Just focusing on infrastructure improvements may result in cost rationalization but may miss the impact and value of applications and business processes to the end customer. QoS is an essential ingredient in evaluating the business effectiveness. The elements of QoS are made up of infrastructure, resources, activities, and services spanning the whole lifecycle of business.
In Cloud Computing the operating challenges experienced from one customer can be proactively fixed for all the other customers of the Cloud service by using a shared platform. Amortization of problems is just one example of how a Cloud solution can achieve more favorable QoS levels.
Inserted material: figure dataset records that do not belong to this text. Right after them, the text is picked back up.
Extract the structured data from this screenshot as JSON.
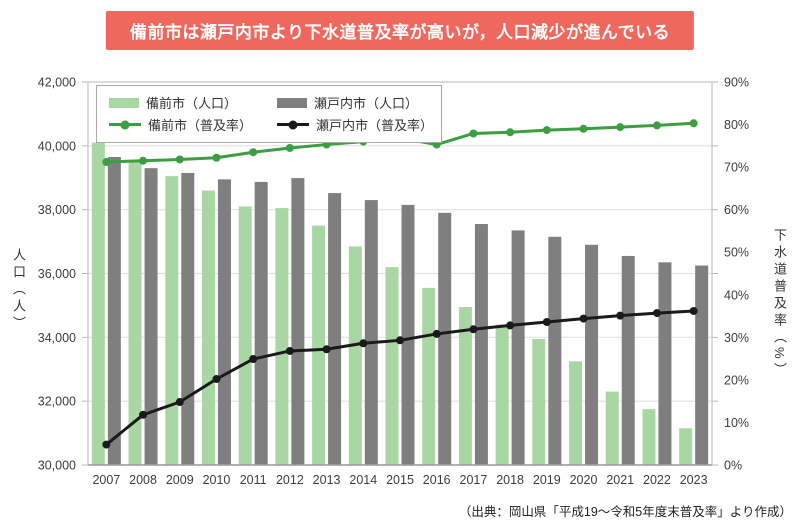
{
  "banner": {
    "title": "備前市は瀬戸内市より下水道普及率が高いが，人口減少が進んでいる",
    "bg_color": "#f0685d"
  },
  "legend": {
    "items": [
      {
        "label": "備前市（人口）",
        "type": "bar"
      },
      {
        "label": "瀬戸内市（人口）",
        "type": "bar"
      },
      {
        "label": "備前市（普及率）",
        "type": "line"
      },
      {
        "label": "瀬戸内市（普及率）",
        "type": "line"
      }
    ]
  },
  "axes": {
    "left": {
      "title": "人口（人）",
      "tick_labels": [
        "42,000",
        "40,000",
        "38,000",
        "36,000",
        "34,000",
        "32,000",
        "30,000"
      ]
    },
    "right": {
      "title": "下水道普及率（%）",
      "tick_labels": [
        "90%",
        "80%",
        "70%",
        "60%",
        "50%",
        "40%",
        "30%",
        "20%",
        "10%",
        "0%"
      ]
    }
  },
  "source": "（出典：岡山県「平成19～令和5年度末普及率」より作成）",
  "chart_data": {
    "type": "bar+line combo",
    "title": "備前市は瀬戸内市より下水道普及率が高いが，人口減少が進んでいる",
    "categories": [
      "2007",
      "2008",
      "2009",
      "2010",
      "2011",
      "2012",
      "2013",
      "2014",
      "2015",
      "2016",
      "2017",
      "2018",
      "2019",
      "2020",
      "2021",
      "2022",
      "2023"
    ],
    "series": [
      {
        "name": "備前市（人口）",
        "type": "bar",
        "axis": "left",
        "color": "#a9d7a3",
        "values": [
          40100,
          39500,
          39050,
          38600,
          38100,
          38050,
          37500,
          36850,
          36200,
          35550,
          34950,
          34400,
          33950,
          33250,
          32300,
          31750,
          31150
        ]
      },
      {
        "name": "瀬戸内市（人口）",
        "type": "bar",
        "axis": "left",
        "color": "#7f7f7f",
        "values": [
          39650,
          39300,
          39150,
          38950,
          38870,
          38990,
          38520,
          38300,
          38150,
          37900,
          37550,
          37350,
          37150,
          36900,
          36550,
          36350,
          36250
        ]
      },
      {
        "name": "備前市（普及率）",
        "type": "line",
        "axis": "right",
        "color": "#3b9e41",
        "values": [
          71.2,
          71.5,
          71.8,
          72.2,
          73.5,
          74.5,
          75.3,
          76.0,
          76.8,
          75.3,
          77.9,
          78.2,
          78.7,
          79.0,
          79.4,
          79.8,
          80.3
        ]
      },
      {
        "name": "瀬戸内市（普及率）",
        "type": "line",
        "axis": "right",
        "color": "#1a1a1a",
        "values": [
          4.8,
          11.8,
          14.8,
          20.2,
          24.9,
          26.8,
          27.2,
          28.6,
          29.3,
          30.8,
          31.9,
          32.8,
          33.6,
          34.4,
          35.1,
          35.7,
          36.2
        ]
      }
    ],
    "left_axis": {
      "label": "人口（人）",
      "range": [
        30000,
        42000
      ],
      "tick_step": 2000,
      "gridlines": true
    },
    "right_axis": {
      "label": "下水道普及率（%）",
      "range": [
        0,
        90
      ],
      "tick_step": 10
    },
    "legend_position": "top-left-inside",
    "xlabel": "",
    "ylabel": "人口（人）",
    "y2label": "下水道普及率（%）"
  }
}
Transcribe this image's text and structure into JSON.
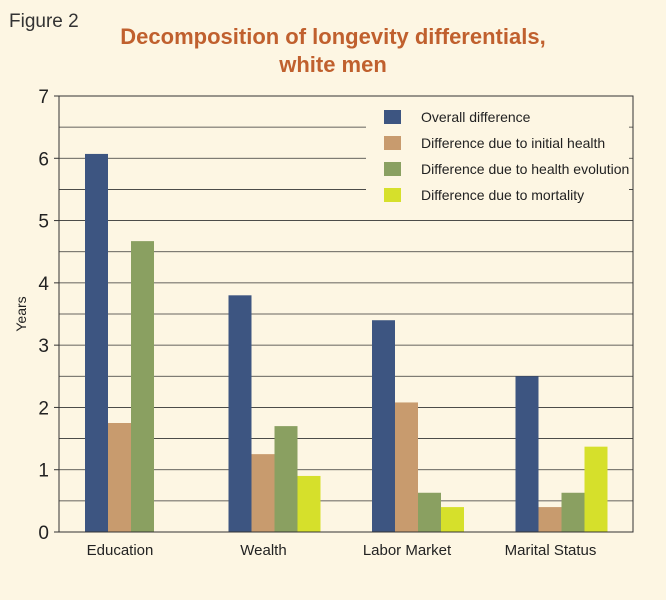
{
  "figure_label": "Figure 2",
  "colors": {
    "title": "#c0602e",
    "background": "#fdf6e3",
    "axis": "#333333",
    "grid": "#333333"
  },
  "chart_data": {
    "type": "bar",
    "title": "Decomposition of longevity differentials,",
    "subtitle": "white men",
    "xlabel": "",
    "ylabel": "Years",
    "ylim": [
      0,
      7
    ],
    "yticks": [
      0,
      1,
      2,
      3,
      4,
      5,
      6,
      7
    ],
    "grid": true,
    "legend_position": "top-right",
    "categories": [
      "Education",
      "Wealth",
      "Labor Market",
      "Marital Status"
    ],
    "series": [
      {
        "name": "Overall difference",
        "color": "#3d5581",
        "values": [
          6.07,
          3.8,
          3.4,
          2.5
        ]
      },
      {
        "name": "Difference due to initial health",
        "color": "#c89b6e",
        "values": [
          1.75,
          1.25,
          2.08,
          0.4
        ]
      },
      {
        "name": "Difference due to health evolution",
        "color": "#8aa061",
        "values": [
          4.67,
          1.7,
          0.63,
          0.63
        ]
      },
      {
        "name": "Difference due to mortality",
        "color": "#d6e02b",
        "values": [
          0,
          0.9,
          0.4,
          1.37
        ]
      }
    ]
  }
}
So, value can be leveraged from amortizing economic economies of scale across the collective membership potential of a service ecosystem created by the Cloud.
Just looking at Cloud Computing from a technical infrastructure point of view is potentially missing the wider picture of the impact of technology on the business.
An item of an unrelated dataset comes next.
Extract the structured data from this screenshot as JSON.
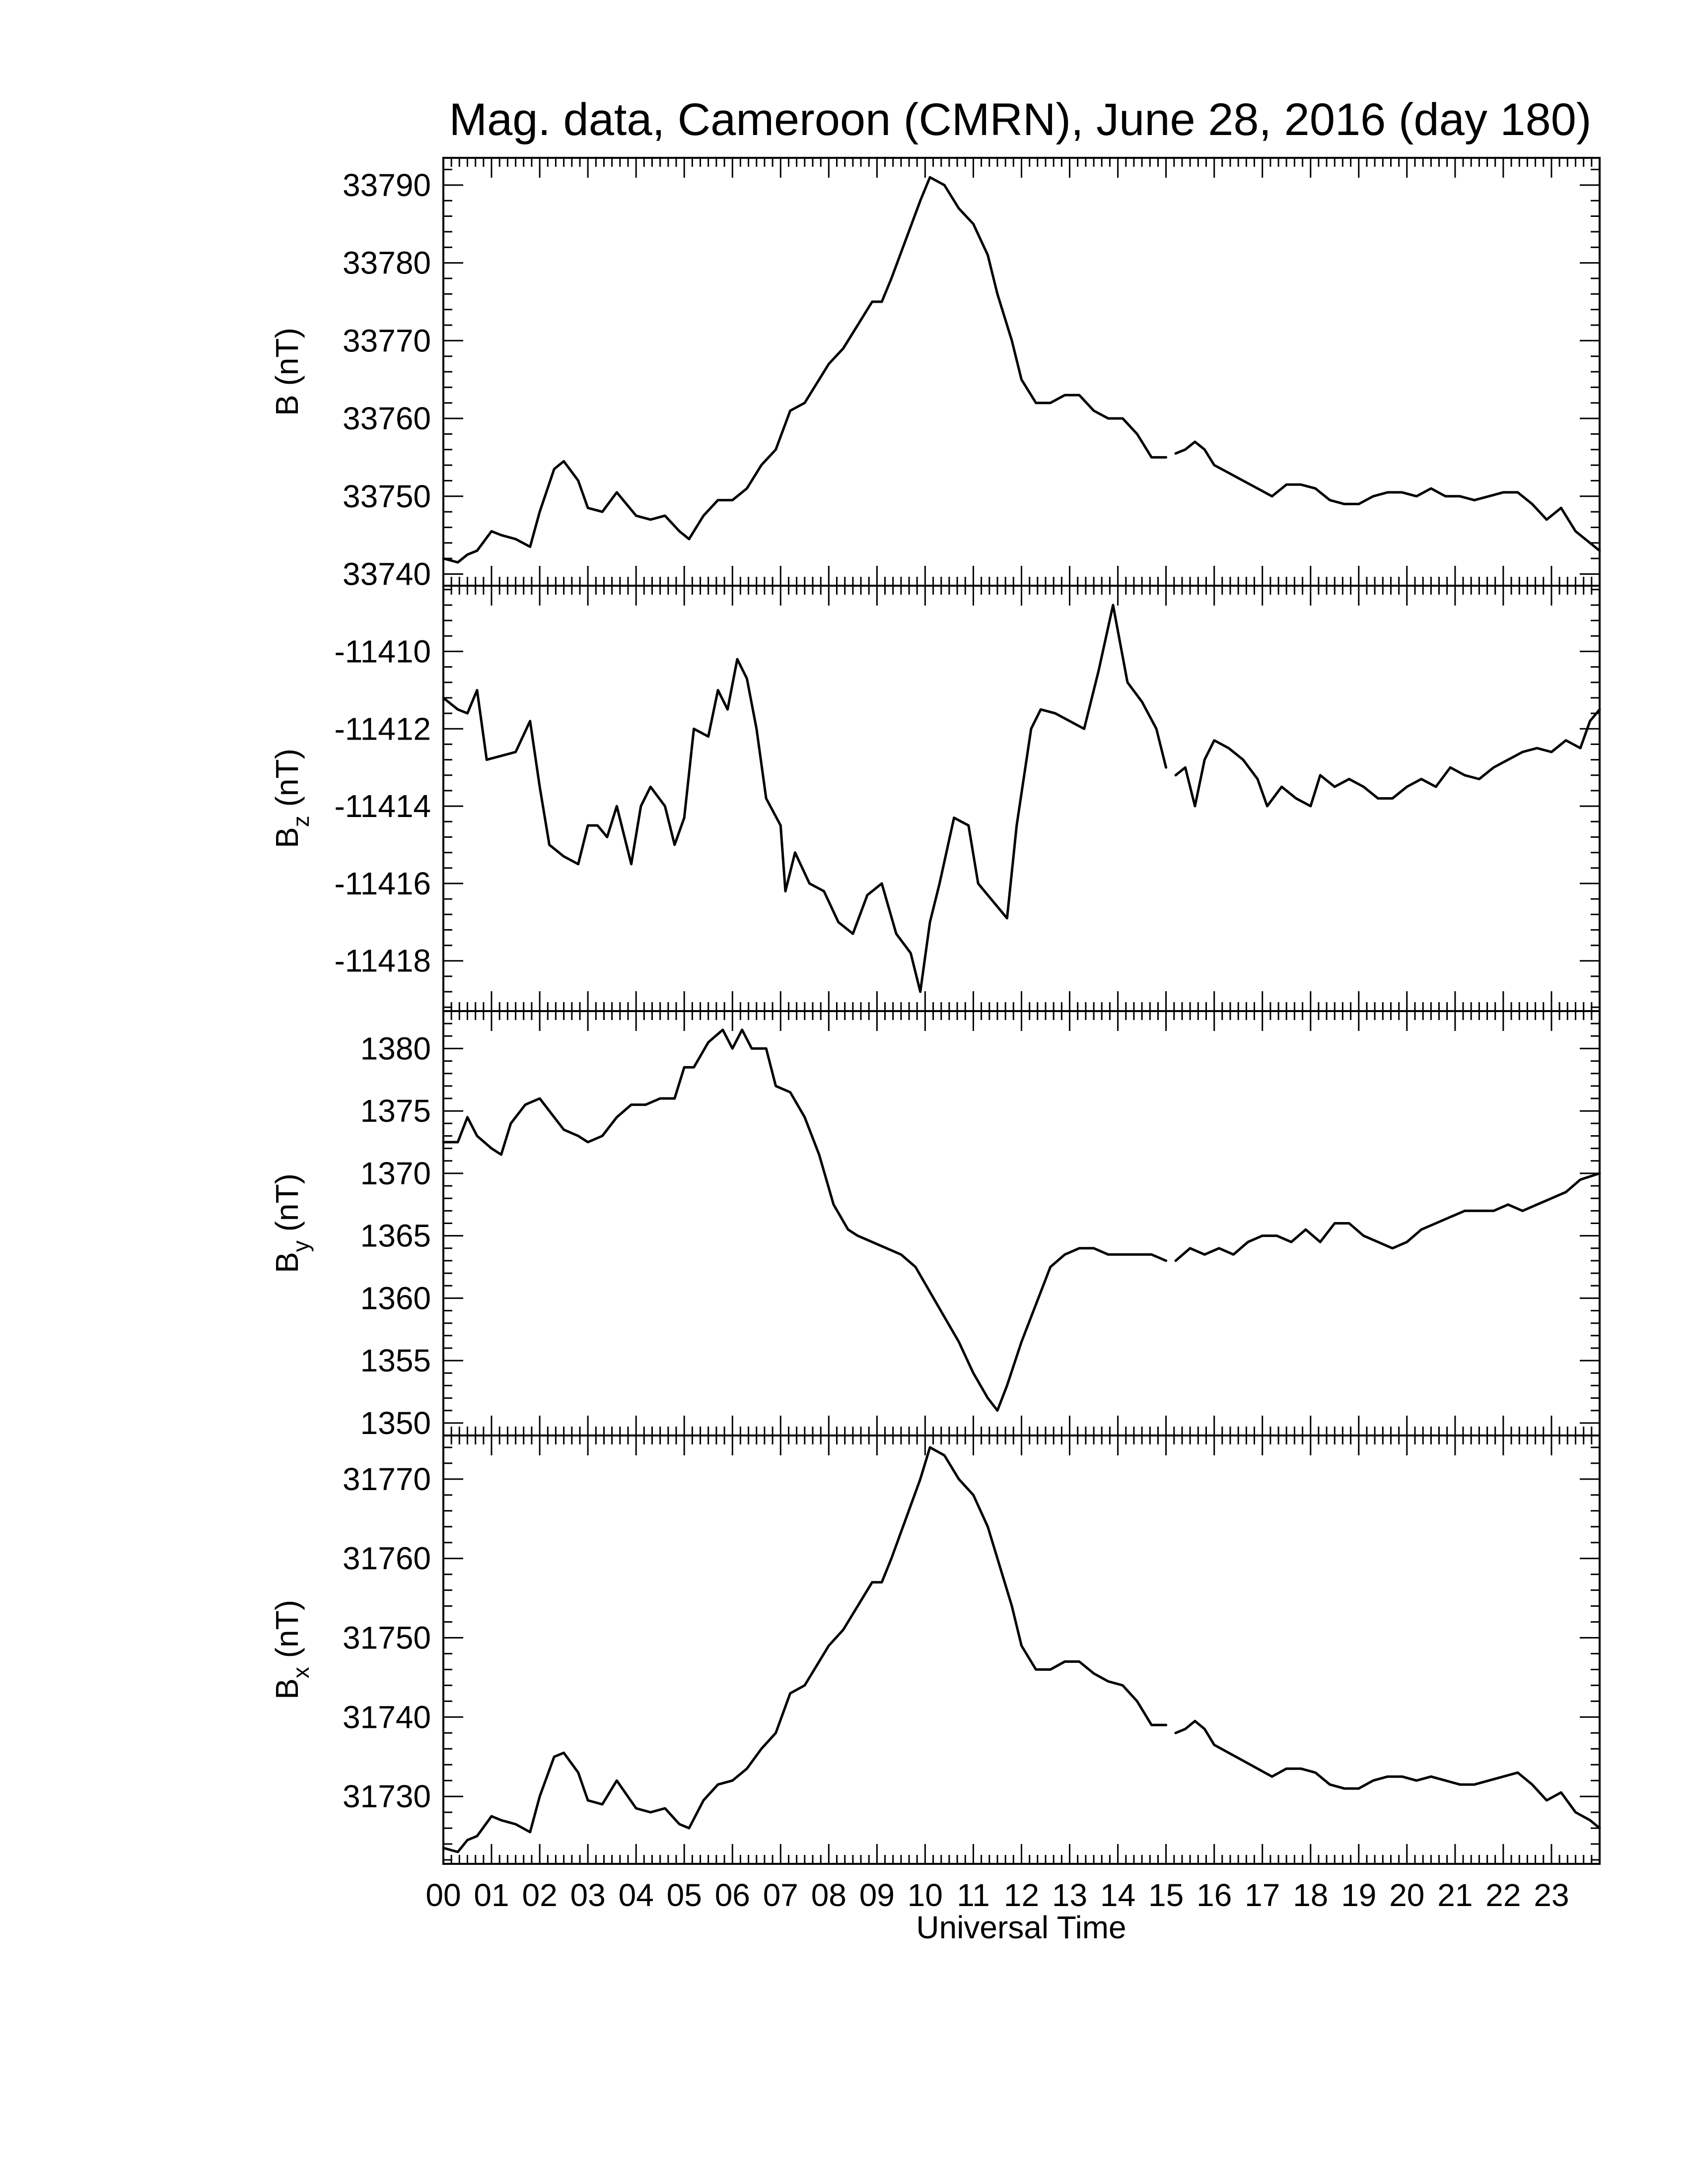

Overall, what matters is defining the value to business. Value can be defined in many ways. It does not just mean the financial values of Total Cost of Ownership (TCO) and Return on Investment (ROI), but can also mean customer value, seller provider value, broker value, market brand value, corporate value, as well as technical value of the investment.
Your business is a portfolio of business processes. Using portfolio management techniques, group your business processes into three domains where the processes in each domain have common IT enablement solution selection criteria (for example, differentiating based on IT, differentiating not based on IT, and not differentiating), and apply the solution selection criteria.
The business perspective also includes consideration of whether using Cloud services can help facilitate interactions with business partners or partner organizations – for example, by using SOA or EDI through the Cloud – and whether using Cloud services may endanger any existing interactions, where suppliers of data impose particular conditions for handling confidential data.
The work of the Cloud Business Artifacts (CBA) Project in The Open Group Cloud Computing Work Group is seeking to identify the key Cloud buyer questions and in a language business can understand and use to target solutions to meet real business requirements.